Sub-heading: Staying active both for pleasure and good health has become a national rage that knows no bounds.
First paragraph. “Every day of the year, Oregon executive Jack Welch is out running. Not to test his athletic prowess. Not to best anyone in a race. Just to look good and feel good. [Note the phrase ‘athletic prowess’ and the name Jack Welch do not appear in the same sentence.]
‘Running is part of my life – just like brushing my teeth or combing my hair,’ says Welch, 37, of Portland. ‘I just go out and pitter-patter five miles a day.'”
Then there’s a couple of columns of bullshit about baby boomers and staying young. Blah blah blah. What passes for youth is use.
Last paragraph. “The day may come when Jack Welch, the Oregon jogger, and his generation can no longer run. Then they will walk.

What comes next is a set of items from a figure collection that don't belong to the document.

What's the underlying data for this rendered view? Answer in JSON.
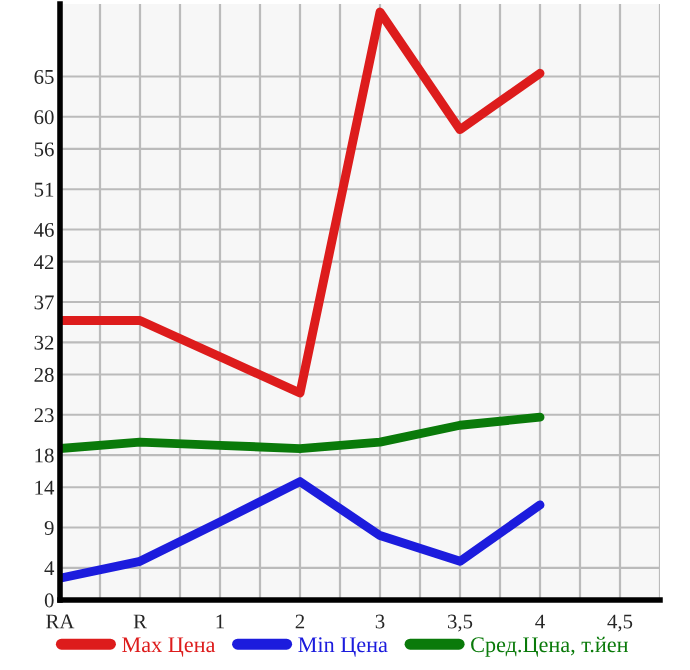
{
  "chart_data": {
    "type": "line",
    "categories": [
      "RA",
      "R",
      "1",
      "2",
      "3",
      "3,5",
      "4",
      "4,5"
    ],
    "series": [
      {
        "name": "Max Цена",
        "color": "#dd1c1c",
        "values": [
          34.7,
          34.7,
          30.2,
          25.7,
          73,
          58.4,
          65.4,
          null
        ]
      },
      {
        "name": "Min Цена",
        "color": "#1c1cdd",
        "values": [
          2.7,
          4.8,
          9.7,
          14.7,
          8.0,
          4.8,
          11.8,
          null
        ]
      },
      {
        "name": "Сред.Цена, т.йен",
        "color": "#0a7a0a",
        "values": [
          18.8,
          19.6,
          19.2,
          18.8,
          19.6,
          21.7,
          22.7,
          null
        ]
      }
    ],
    "ylim": [
      0,
      74
    ],
    "yticks": [
      0,
      4,
      9,
      14,
      18,
      23,
      28,
      32,
      37,
      42,
      46,
      51,
      56,
      60,
      65
    ],
    "grid": true,
    "legend": "bottom",
    "marker": "none",
    "line_style": "solid"
  }
}
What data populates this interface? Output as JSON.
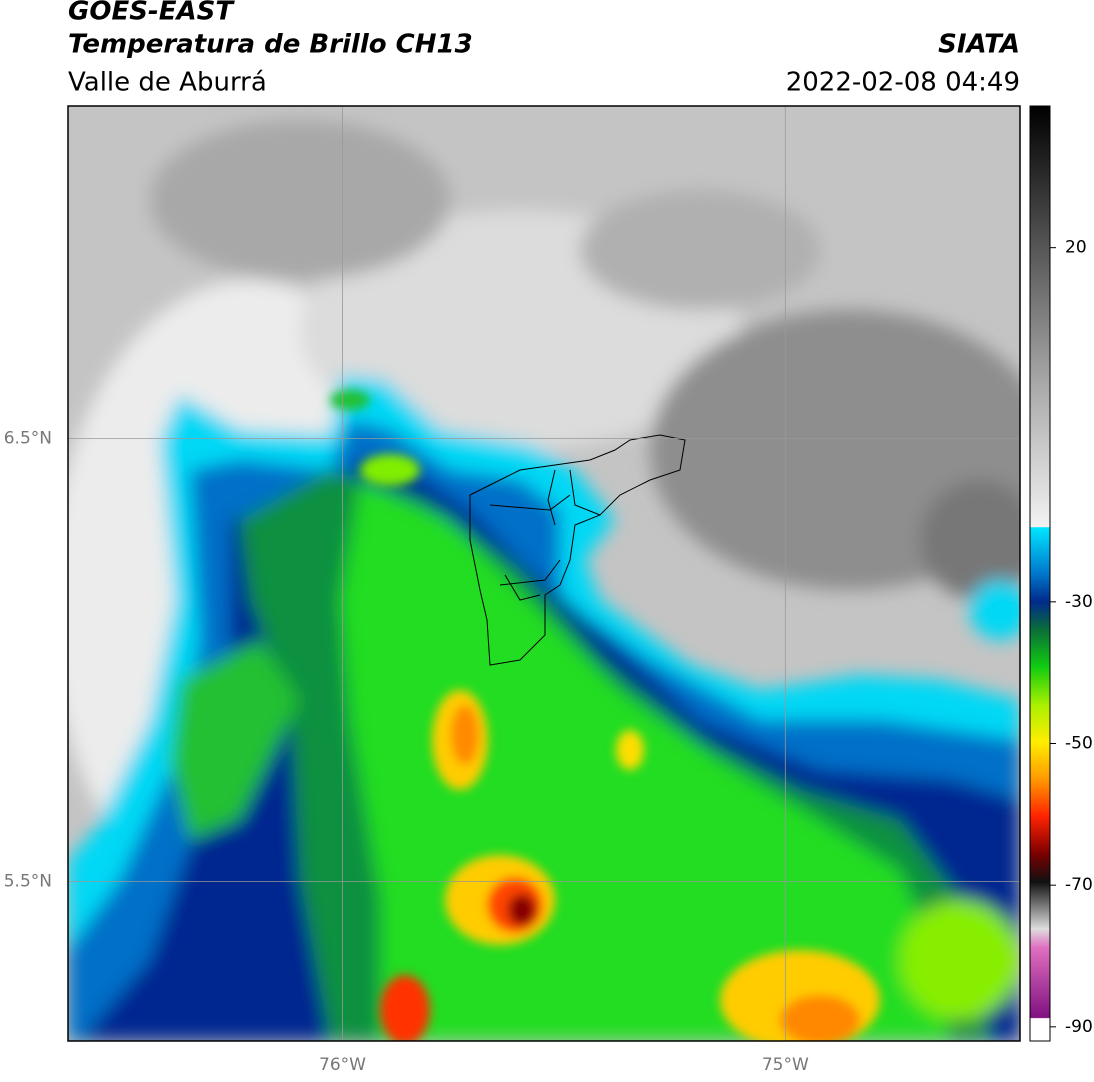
{
  "header": {
    "title": "GOES-EAST",
    "subtitle": "Temperatura de Brillo CH13",
    "region": "Valle de Aburrá",
    "source": "SIATA",
    "datetime": "2022-02-08 04:49"
  },
  "map": {
    "xlim": [
      -76.62,
      -74.47
    ],
    "ylim": [
      5.14,
      7.25
    ],
    "xticks": [
      {
        "value": -76,
        "label": "76°W"
      },
      {
        "value": -75,
        "label": "75°W"
      }
    ],
    "yticks": [
      {
        "value": 6.5,
        "label": "6.5°N"
      },
      {
        "value": 5.5,
        "label": "5.5°N"
      }
    ]
  },
  "colorbar": {
    "lim": [
      -92,
      40
    ],
    "ticks": [
      20,
      -30,
      -50,
      -70,
      -90
    ]
  }
}
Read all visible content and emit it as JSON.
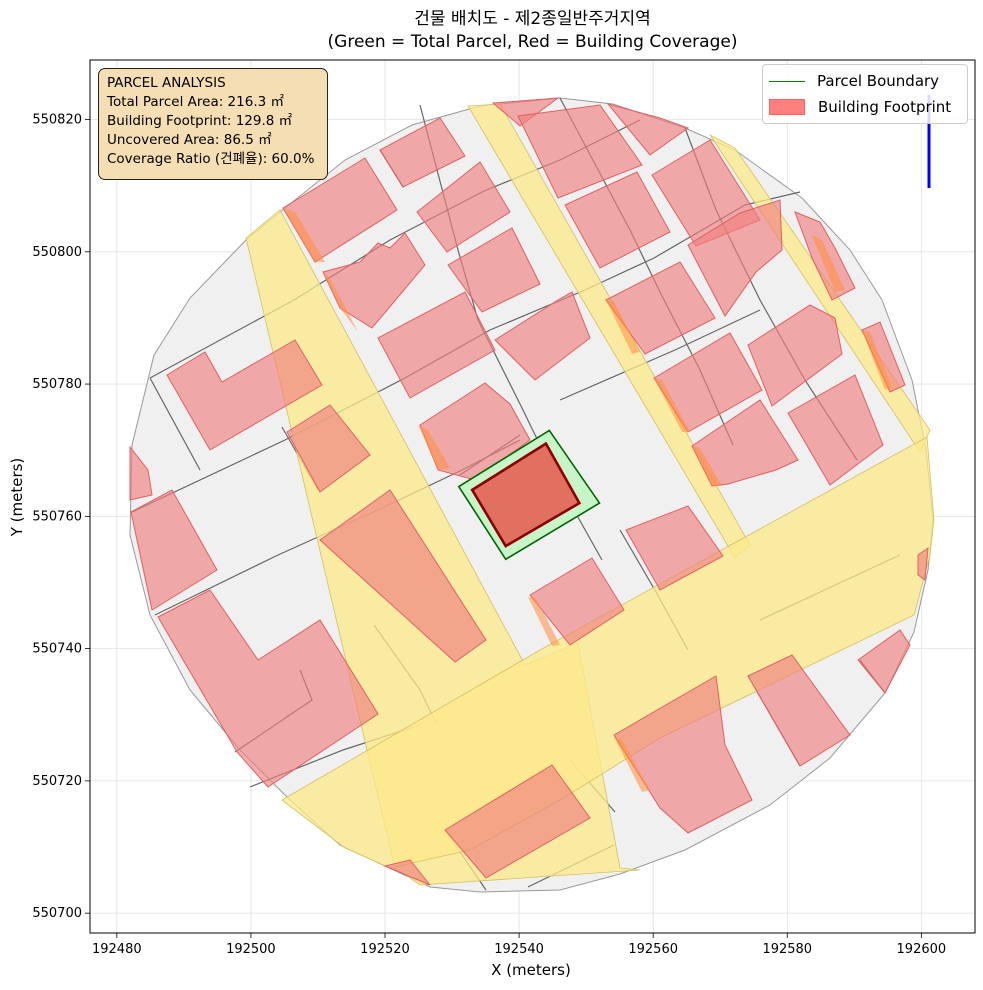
{
  "title": "건물 배치도 - 제2종일반주거지역",
  "subtitle": "(Green = Total Parcel, Red = Building Coverage)",
  "info": {
    "heading": "PARCEL ANALYSIS",
    "total": "Total Parcel Area: 216.3 ㎡",
    "footprint": "Building Footprint: 129.8 ㎡",
    "uncovered": "Uncovered Area: 86.5 ㎡",
    "ratio": "Coverage Ratio (건폐율): 60.0%"
  },
  "legend": {
    "parcel": "Parcel Boundary",
    "building": "Building Footprint"
  },
  "axes": {
    "xlabel": "X (meters)",
    "ylabel": "Y (meters)",
    "xlim": [
      192476,
      192608
    ],
    "ylim": [
      550697,
      550829
    ],
    "xticks": [
      192480,
      192500,
      192520,
      192540,
      192560,
      192580,
      192600
    ],
    "yticks": [
      550700,
      550720,
      550740,
      550760,
      550780,
      550800,
      550820
    ],
    "grid": true
  },
  "colors": {
    "parcel_edge": "#006400",
    "parcel_fill": "#c8f5c8",
    "building_fill": "#e07060",
    "building_edge": "#8b0000",
    "context_building": "#f08080",
    "road": "#fde98a",
    "ground": "#f0f0f0",
    "north_arrow": "#0000ff"
  },
  "map": {
    "north_arrow": "N",
    "target_parcel": [
      [
        192531,
        550764.5
      ],
      [
        192544.5,
        550773
      ],
      [
        192552,
        550762
      ],
      [
        192538,
        550753.5
      ]
    ],
    "target_building": [
      [
        192533,
        550764
      ],
      [
        192544,
        550771
      ],
      [
        192549,
        550762
      ],
      [
        192538,
        550755.5
      ]
    ]
  }
}
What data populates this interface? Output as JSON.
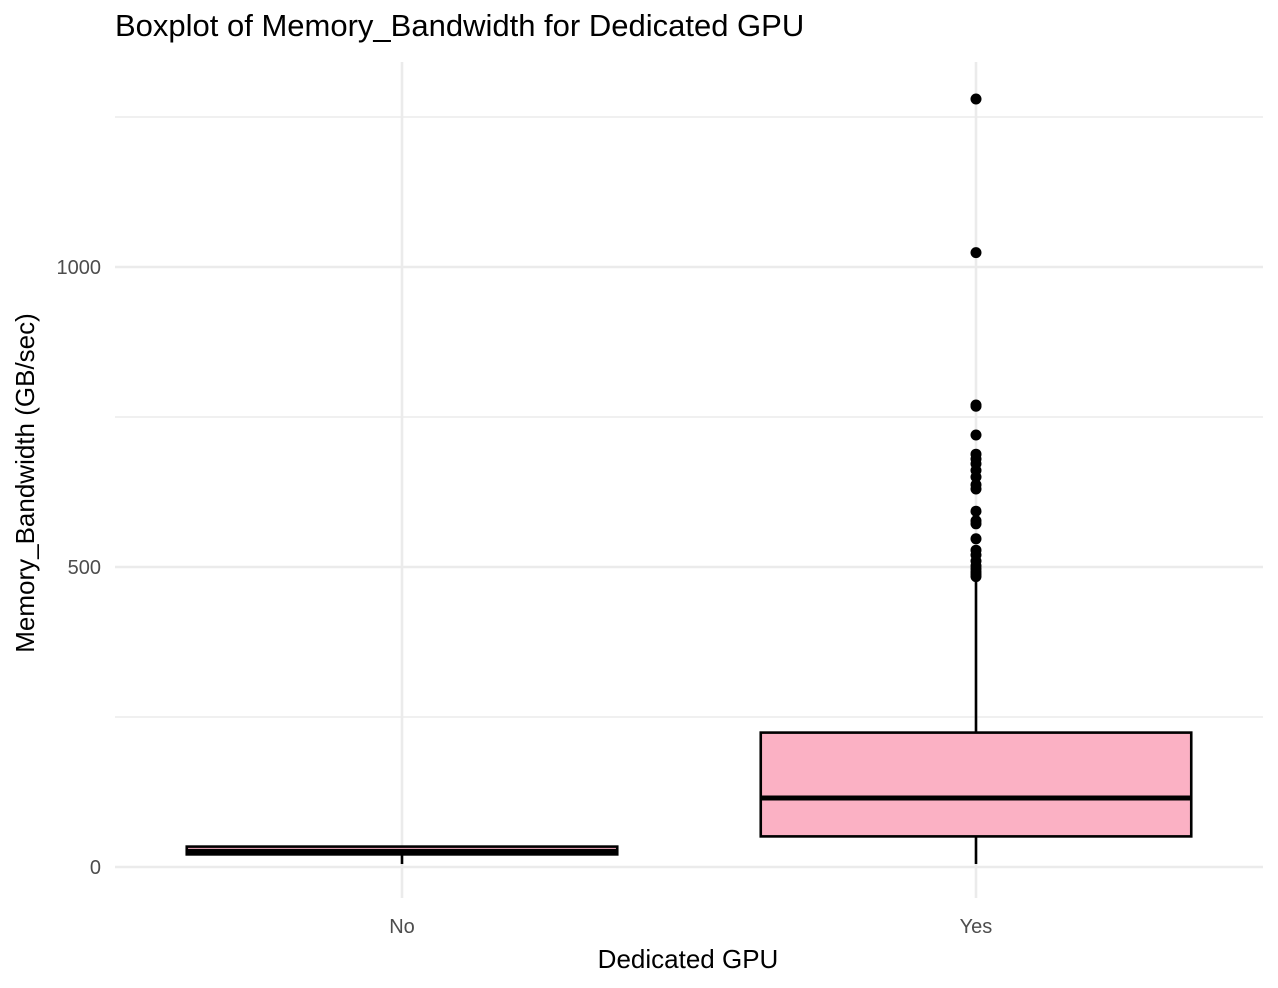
{
  "chart_data": {
    "type": "boxplot",
    "title": "Boxplot of Memory_Bandwidth for Dedicated GPU",
    "xlabel": "Dedicated GPU",
    "ylabel": "Memory_Bandwidth (GB/sec)",
    "ylim": [
      -45,
      1285
    ],
    "y_ticks": [
      0,
      500,
      1000
    ],
    "y_minor_ticks": [
      250,
      750,
      1250
    ],
    "grid": true,
    "categories": [
      "No",
      "Yes"
    ],
    "fill_color": "#FBB1C4",
    "stroke_color": "#000000",
    "boxes": [
      {
        "category": "No",
        "whisker_low": 5,
        "q1": 21,
        "median": 26,
        "q3": 34,
        "whisker_high": 34,
        "outliers": []
      },
      {
        "category": "Yes",
        "whisker_low": 5,
        "q1": 51,
        "median": 115,
        "q3": 224,
        "whisker_high": 480,
        "outliers": [
          484,
          488,
          492,
          497,
          502,
          510,
          520,
          528,
          547,
          572,
          577,
          593,
          630,
          637,
          650,
          661,
          672,
          680,
          688,
          720,
          768,
          770,
          1024,
          1280
        ]
      }
    ]
  }
}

Says Welch: ‘We’re going to be too old and too beat-up from rock climbing, marathon running and racquetball, but we are still going to want to be outside and look skinny.”
That was then, this is now. I’d kill several right-wing pundits to be able to pitter-patter five miles. That pitter-patter pace would win trophies nowadays.
Nowadays I am walking plodder-plodder and, let’s be honest, I still look skinny.
A month later, I was the second guy in the company’s history to lose his job as Director of Public Relations of Nike, Inc.